Timeless Awareness

The experience of the Dharmakaya — true, pristine, empty awareness — is timeless. Here, both Samsara and Nirvana lose their conventional meaning.

The Dharmakaya, the Buddha mind that we all possess but fail to recognise, is awareness without being aware of any single thing. As sentient beings, we experience a mixing of this Dharmakaya with concepts of self, producing the Alaya or eighth consciousness. This Alaya is animated by the forces of karma and experienced within time.

Alaya is the blending of eternally timeless awareness (Dharmakaya or Alaya Wisdom) with objects, arising through deep habitual tendencies. Once the Dharmakaya is recognised as the empty luminous self, one realises one’s own Buddha nature and is said to have the view (Rigpa). Until this recognition, one remains trapped in Samsara (Marigpa).

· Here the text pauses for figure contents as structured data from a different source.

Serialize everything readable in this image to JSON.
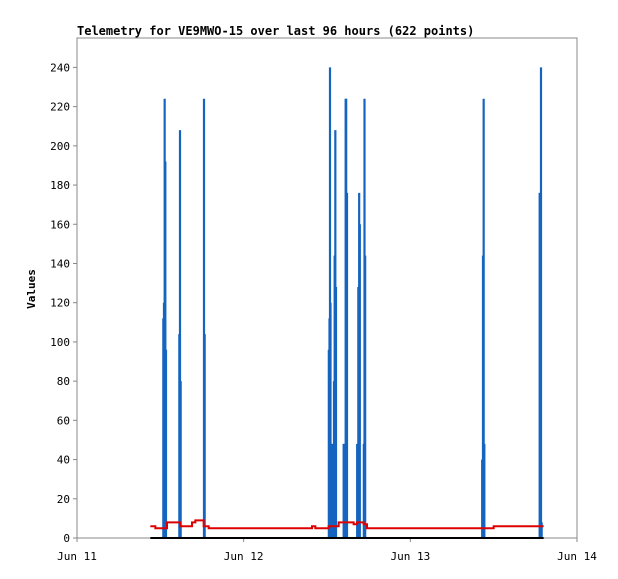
{
  "chart_data": {
    "type": "line",
    "title": "Telemetry for VE9MWO-15 over last 96 hours (622 points)",
    "xlabel": "",
    "ylabel": "Values",
    "x_tick_labels": [
      "Jun 11",
      "Jun 12",
      "Jun 13",
      "Jun 14"
    ],
    "x_unit": "days since Jun 11 00:00",
    "xlim": [
      0,
      3
    ],
    "ylim": [
      0,
      255
    ],
    "y_ticks": [
      0,
      20,
      40,
      60,
      80,
      100,
      120,
      140,
      160,
      180,
      200,
      220,
      240
    ],
    "grid": false,
    "legend": "none",
    "colors": {
      "spikes": "#1565c0",
      "voltage": "#dd0000",
      "baseline": "#000000"
    },
    "series": [
      {
        "type": "spikes",
        "values": [
          [
            0.518,
            112
          ],
          [
            0.522,
            120
          ],
          [
            0.526,
            224
          ],
          [
            0.53,
            192
          ],
          [
            0.534,
            96
          ],
          [
            0.614,
            104
          ],
          [
            0.618,
            208
          ],
          [
            0.622,
            80
          ],
          [
            0.762,
            224
          ],
          [
            0.766,
            104
          ],
          [
            1.511,
            96
          ],
          [
            1.515,
            112
          ],
          [
            1.518,
            240
          ],
          [
            1.521,
            120
          ],
          [
            1.525,
            48
          ],
          [
            1.528,
            32
          ],
          [
            1.531,
            48
          ],
          [
            1.542,
            80
          ],
          [
            1.546,
            144
          ],
          [
            1.55,
            208
          ],
          [
            1.554,
            128
          ],
          [
            1.6,
            48
          ],
          [
            1.604,
            48
          ],
          [
            1.612,
            224
          ],
          [
            1.615,
            224
          ],
          [
            1.62,
            176
          ],
          [
            1.681,
            48
          ],
          [
            1.688,
            128
          ],
          [
            1.693,
            176
          ],
          [
            1.697,
            160
          ],
          [
            1.721,
            48
          ],
          [
            1.725,
            224
          ],
          [
            1.729,
            144
          ],
          [
            2.431,
            40
          ],
          [
            2.436,
            144
          ],
          [
            2.44,
            224
          ],
          [
            2.444,
            48
          ],
          [
            2.776,
            176
          ],
          [
            2.78,
            176
          ],
          [
            2.784,
            240
          ],
          [
            2.788,
            8
          ]
        ]
      },
      {
        "type": "step",
        "values": [
          [
            0.44,
            6
          ],
          [
            0.47,
            5
          ],
          [
            0.53,
            5
          ],
          [
            0.54,
            8
          ],
          [
            0.61,
            8
          ],
          [
            0.62,
            6
          ],
          [
            0.68,
            6
          ],
          [
            0.69,
            8
          ],
          [
            0.71,
            9
          ],
          [
            0.75,
            9
          ],
          [
            0.76,
            6
          ],
          [
            0.79,
            5
          ],
          [
            1.4,
            5
          ],
          [
            1.41,
            6
          ],
          [
            1.43,
            5
          ],
          [
            1.5,
            5
          ],
          [
            1.51,
            6
          ],
          [
            1.57,
            8
          ],
          [
            1.64,
            8
          ],
          [
            1.66,
            7
          ],
          [
            1.68,
            8
          ],
          [
            1.72,
            7
          ],
          [
            1.74,
            5
          ],
          [
            2.4,
            5
          ],
          [
            2.49,
            5
          ],
          [
            2.5,
            6
          ],
          [
            2.66,
            6
          ],
          [
            2.67,
            6
          ],
          [
            2.72,
            6
          ],
          [
            2.73,
            6
          ],
          [
            2.8,
            6
          ]
        ]
      },
      {
        "type": "line",
        "values": [
          [
            0.44,
            0
          ],
          [
            2.8,
            0
          ]
        ]
      }
    ]
  }
}
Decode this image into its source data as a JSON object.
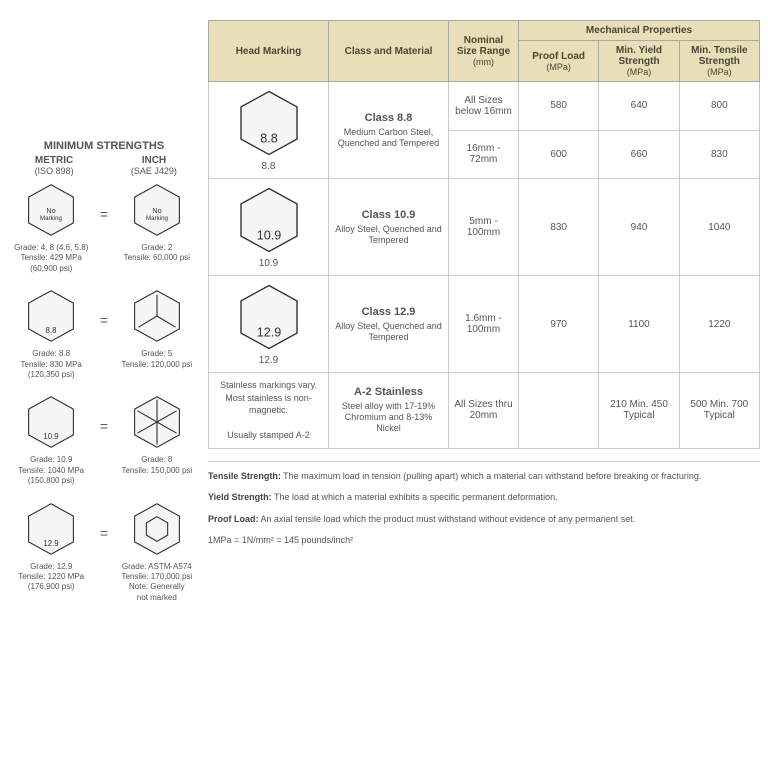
{
  "left": {
    "title": "MINIMUM STRENGTHS",
    "headers": [
      {
        "top": "METRIC",
        "sub": "(ISO 898)"
      },
      {
        "top": "INCH",
        "sub": "(SAE J429)"
      }
    ],
    "rows": [
      {
        "metric": {
          "mark": "No Marking",
          "label": "Grade: 4, 8 (4.6, 5.8)\nTensile: 429 MPa\n(60,900 psi)"
        },
        "inch": {
          "mark": "No Marking",
          "label": "Grade: 2\nTensile: 60,000 psi"
        }
      },
      {
        "metric": {
          "mark": "8.8",
          "label": "Grade: 8.8\nTensile: 830 MPa\n(120,350 psi)"
        },
        "inch": {
          "mark": "3lines",
          "label": "Grade: 5\nTensile: 120,000 psi"
        }
      },
      {
        "metric": {
          "mark": "10.9",
          "label": "Grade: 10.9\nTensile: 1040 MPa\n(150,800 psi)"
        },
        "inch": {
          "mark": "6lines",
          "label": "Grade: 8\nTensile: 150,000 psi"
        }
      },
      {
        "metric": {
          "mark": "12.9",
          "label": "Grade: 12.9\nTensile: 1220 MPa\n(176,900 psi)"
        },
        "inch": {
          "mark": "socket",
          "label": "Grade: ASTM-A574\nTensile: 170,000 psi\nNote: Generally\nnot marked"
        }
      }
    ]
  },
  "table": {
    "headers": {
      "hm": "Head Marking",
      "cm": "Class and Material",
      "nsr": "Nominal Size Range",
      "nsr_unit": "(mm)",
      "mp": "Mechanical Properties",
      "proof": "Proof Load",
      "proof_unit": "(MPa)",
      "yield": "Min. Yield Strength",
      "yield_unit": "(MPa)",
      "tensile": "Min. Tensile Strength",
      "tensile_unit": "(MPa)"
    },
    "rows": [
      {
        "marking": "8.8",
        "marking_label": "8.8",
        "class": "Class 8.8",
        "material": "Medium Carbon Steel, Quenched and Tempered",
        "span": 2,
        "sub": [
          {
            "size": "All Sizes below 16mm",
            "proof": "580",
            "yield": "640",
            "tensile": "800"
          },
          {
            "size": "16mm - 72mm",
            "proof": "600",
            "yield": "660",
            "tensile": "830"
          }
        ]
      },
      {
        "marking": "10.9",
        "marking_label": "10.9",
        "class": "Class 10.9",
        "material": "Alloy Steel, Quenched and Tempered",
        "span": 1,
        "sub": [
          {
            "size": "5mm - 100mm",
            "proof": "830",
            "yield": "940",
            "tensile": "1040"
          }
        ]
      },
      {
        "marking": "12.9",
        "marking_label": "12.9",
        "class": "Class 12.9",
        "material": "Alloy Steel, Quenched and Tempered",
        "span": 1,
        "sub": [
          {
            "size": "1.6mm - 100mm",
            "proof": "970",
            "yield": "1100",
            "tensile": "1220"
          }
        ]
      },
      {
        "marking_text": "Stainless markings vary. Most stainless is non-magnetic.\n\nUsually stamped A-2",
        "class": "A-2 Stainless",
        "material": "Steel alloy with 17-19% Chromium and 8-13% Nickel",
        "span": 1,
        "sub": [
          {
            "size": "All Sizes thru 20mm",
            "proof": "",
            "yield": "210 Min. 450 Typical",
            "tensile": "500 Min. 700 Typical"
          }
        ]
      }
    ]
  },
  "defs": {
    "tensile_label": "Tensile Strength:",
    "tensile_text": " The maximum load in tension (pulling apart) which a material can withstand before breaking or fracturing.",
    "yield_label": "Yield Strength:",
    "yield_text": " The load at which a material exhibits a specific permanent deformation.",
    "proof_label": "Proof Load:",
    "proof_text": " An axial tensile load which the product must withstand without evidence of any permanent set.",
    "unit": "1MPa = 1N/mm² = 145 pounds/inch²"
  }
}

Once Buddha mind has been pointed out, there is no longer any separation between meditation and non-meditation. One rests contemplating the Alaya as the interplay between Alaya Wisdom (empty awareness) and Alaya Consciousness (mental attachment to object-subject formation). This is called ‘the practice’.

As the mind settles into timeless awareness, serenity increases. The objects of the skandhas are seen to be apparent but not truly existent. Since each lacks intrinsic being (emptiness), they cannot be said to be either the same or different from one another. The mind settles into experiencing what it cannot comprehend, without any desire to grasp objects of perception.

Objects may appear, but without the mind racing toward them, a non-perceptual knowing arises — direct awareness of the Alaya. Thus, omniscience and other supernatural phenomena manifest through this ‘direct knowing’ of phenomena.

Without the mind striving to cognise, there is no creation of object and subject, and the division between ‘inner’ and ‘outer’ mind dissolves. With this, the sense of self and other ceases, and as thought subsides, one’s experience transcends duality entirely.

When one stabilises and learns to dwell in this thoughtless, timeless awareness, one is said to have Buddha mind and becomes a Buddha.

“The nature of mind is clear light, free from duality, unborn, and unceasing.”